Adjust the following to match your FQDN/URIs and Thumbprint acquired previously. Be careful setting the ecp/owa authenticatio, if the thumbprint or endpoints dont match, you wont be able to log in to ECA or OWA, but you will be able to fix things with powershell.
$uris = @("https://domain.com/owa/", "https://domain.com/owa", "https://mail.contoso.com/ecp/", "https://domain.com/ecp")
Set-OrganizationConfig -AdfsIssuer "https://fakeadfs.domain.com/adfs/ls/" -AdfsAudienceUris $uris -AdfsSignCertificateThumbprint 88970C64278A15D642934DC2961D9CCA5E28DA6B
Get-EcpVirtualDirectory | Set-EcpVirtualDirectory -AdfsAuthentication $true -BasicAuthentication $false
-DigestAuthentication $false -FormsAuthentication $false -WindowsAuthentication $false
Get-OwaVirtualDirectory | Set-OwaVirtualDirectory -AdfsAuthentication $true -BasicAuthentication $false
-DigestAuthentication $false -FormsAuthentication $false -WindowsAuthentication $false
Restart-Service W3SVC,WAS
Most of the configs should match the sharepoint guidance. You want to ensure that you are quering for the extra fields if they are not available in your MFA tokens. As mentioned previously concerning claims, the attributes are userPrincipalName and objectSid.

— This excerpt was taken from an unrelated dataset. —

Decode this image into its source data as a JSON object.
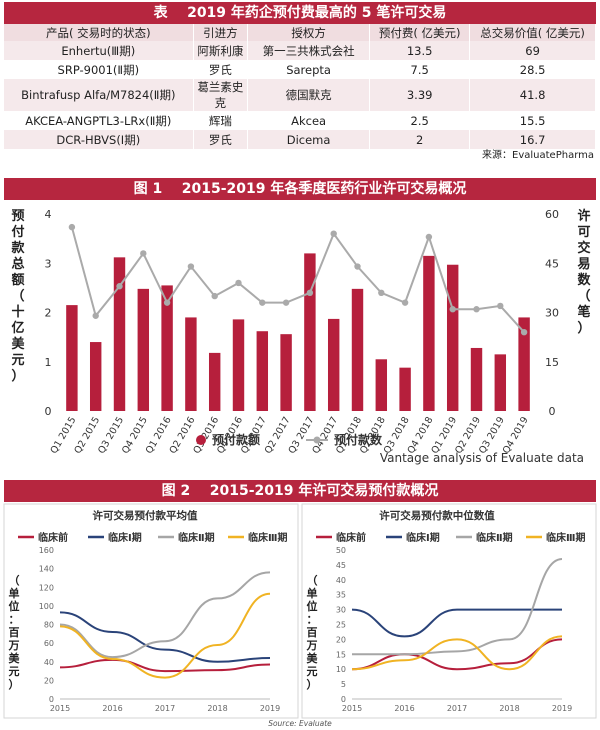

Working on adding Ws-Trust support. FederationMetadata is mostly complete, endpoints currently have to be changed in federationmetadata.template, but this will be dynamic in later code updates.
- 0.1.0 Initial release
- 0.2.0 Minor tweaks
- 0.3.0 Multiple FQDN Support added - Jeff larmore
- 0.3.1 STS Federation Metadata Support added; any endpoint ending with FederationMetadata.xml
- 0.4.0 Extensive code changes, cleanup, and other modifications to support 13.x and fix IDP/SP initiated paths.